Colorectal cancers are one of the most common malignancies associated with coagulation abnormalities ranging from asymptomatic laboratory changes to massive thromboembolism or hemorrhage. It was previously shown that global fibrinolytic was increased in non-metastatic colorectal cancer.
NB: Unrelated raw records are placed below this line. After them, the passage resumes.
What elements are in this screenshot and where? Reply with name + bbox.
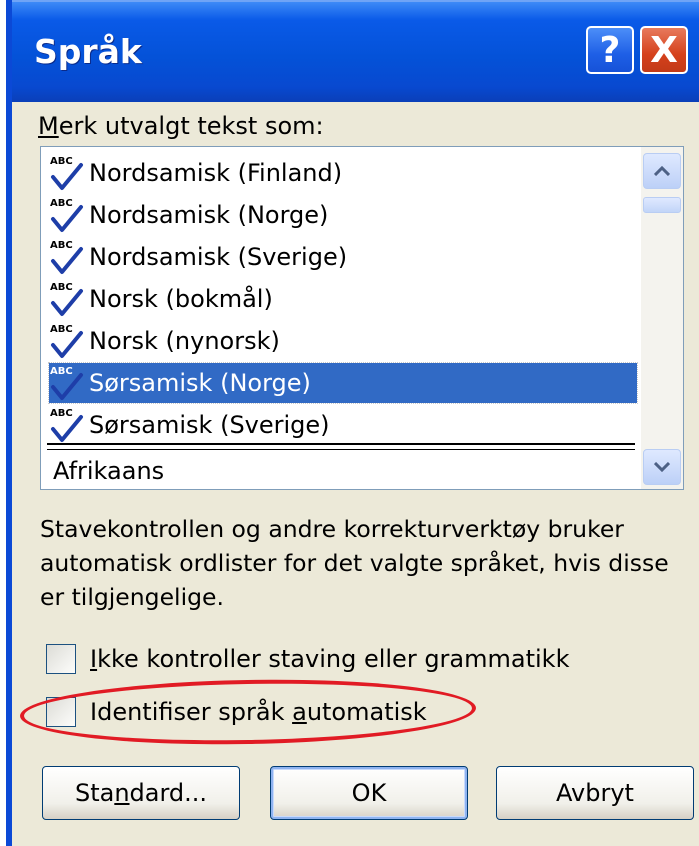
scroll-thumb[interactable]	[643, 197, 681, 213]
abc-spellcheck-icon: ABC	[49, 321, 89, 361]
list-item[interactable]: ABC Nordsamisk (Norge)	[49, 195, 637, 235]
svg-text:ABC: ABC	[50, 408, 73, 419]
language-dialog: Språk ? X Merk utvalgt tekst som: ABC Sør…	[6, 0, 699, 846]
recent-separator-line	[47, 449, 635, 450]
help-button[interactable]: ?	[586, 26, 634, 74]
annotation-circle	[19, 676, 477, 748]
no-spellcheck-option[interactable]: Ikke kontroller staving eller grammatikk	[46, 644, 569, 674]
list-item[interactable]: ABC Sørsamisk (Norge)	[48, 362, 638, 404]
no-spellcheck-label: Ikke kontroller staving eller grammatikk	[90, 645, 570, 673]
abc-spellcheck-icon: ABC	[49, 363, 89, 403]
no-spellcheck-checkbox[interactable]	[46, 644, 76, 674]
ok-button-label: OK	[351, 779, 387, 807]
list-item-label: Norsk (nynorsk)	[89, 327, 280, 355]
list-item-label: Sørsamisk (Norge)	[89, 369, 311, 397]
svg-text:ABC: ABC	[50, 198, 73, 209]
title-bar: Språk ? X	[12, 0, 699, 102]
svg-text:ABC: ABC	[50, 240, 73, 251]
close-icon: X	[650, 29, 678, 71]
svg-text:ABC: ABC	[50, 324, 73, 335]
language-list-items: ABC Sørsamisk (Sverige) ABC Sørsamisk (Norg…	[41, 147, 639, 489]
list-item[interactable]: ABC Nordsamisk (Finland)	[49, 153, 637, 193]
chevron-up-icon	[654, 166, 670, 176]
list-item-label: Nordsamisk (Norge)	[89, 201, 329, 229]
svg-text:ABC: ABC	[50, 366, 73, 377]
description-text: Stavekontrollen og andre korrekturverktø…	[40, 515, 669, 611]
abc-spellcheck-icon: ABC	[49, 405, 89, 445]
abc-spellcheck-icon: ABC	[49, 195, 89, 235]
ok-button[interactable]: OK	[270, 766, 468, 820]
scroll-up-button[interactable]	[643, 153, 681, 189]
language-list-label: Merk utvalgt tekst som:	[38, 112, 324, 140]
list-item[interactable]: ABC Norsk (nynorsk)	[49, 321, 637, 361]
list-item[interactable]: ABC Nordsamisk (Sverige)	[49, 237, 637, 277]
standard-button-label: Standard...	[74, 779, 208, 807]
dialog-title: Språk	[34, 32, 142, 71]
list-item-label: Nordsamisk (Finland)	[89, 159, 343, 187]
close-button[interactable]: X	[640, 26, 688, 74]
language-listbox[interactable]: ABC Sørsamisk (Sverige) ABC Sørsamisk (Norg…	[40, 146, 684, 490]
recent-separator	[47, 443, 635, 445]
abc-spellcheck-icon: ABC	[49, 237, 89, 277]
list-item-label: Norsk (bokmål)	[89, 285, 273, 313]
list-item[interactable]: ABC Sørsamisk (Sverige)	[49, 405, 637, 445]
chevron-down-icon	[654, 462, 670, 472]
listbox-scrollbar[interactable]	[641, 147, 683, 489]
list-item-label: Sørsamisk (Sverige)	[89, 411, 330, 439]
standard-button[interactable]: Standard...	[42, 766, 240, 820]
abc-spellcheck-icon: ABC	[49, 279, 89, 319]
cancel-button-label: Avbryt	[556, 779, 634, 807]
list-item[interactable]: ABC Norsk (bokmål)	[49, 279, 637, 319]
svg-text:ABC: ABC	[50, 156, 73, 167]
abc-spellcheck-icon: ABC	[49, 153, 89, 193]
list-item-label: Nordsamisk (Sverige)	[89, 243, 348, 271]
cancel-button[interactable]: Avbryt	[496, 766, 694, 820]
svg-text:ABC: ABC	[50, 282, 73, 293]
scroll-down-button[interactable]	[643, 449, 681, 485]
help-icon: ?	[599, 29, 621, 71]
list-item-afrikaans[interactable]: Afrikaans	[53, 451, 641, 489]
In this study global fibrinolytic capacity was measured in patients with colorectal cancer and metastatic liver disease, which always more commonly displays various coagulation disorders. Nineteen patients with biopsy-proven colorectal cancer, 30 patients with metastatic colorectal cancer, and 20 healthy control subjects were involved into the study. Using standart silicated fibrin pellets and tissue plasminogen activator, fibrinolytic capacity of the plasmas was detected with the amount of d-dimer produced before the reaction was stopped by adding aprotinin to the medium. Mean global fibrinolytic capacity (GFC) was increased to higher levels in patients with metastatic disease compared to levels in non-metastatic disease (p<0.05). Fibrinogen/GFC ratio correlated to the increase of d-dimer levels. Global fibrinolytic capacity was much higher in metastatic disease, reflecting a progression to overt disseminated intravascular coagulation.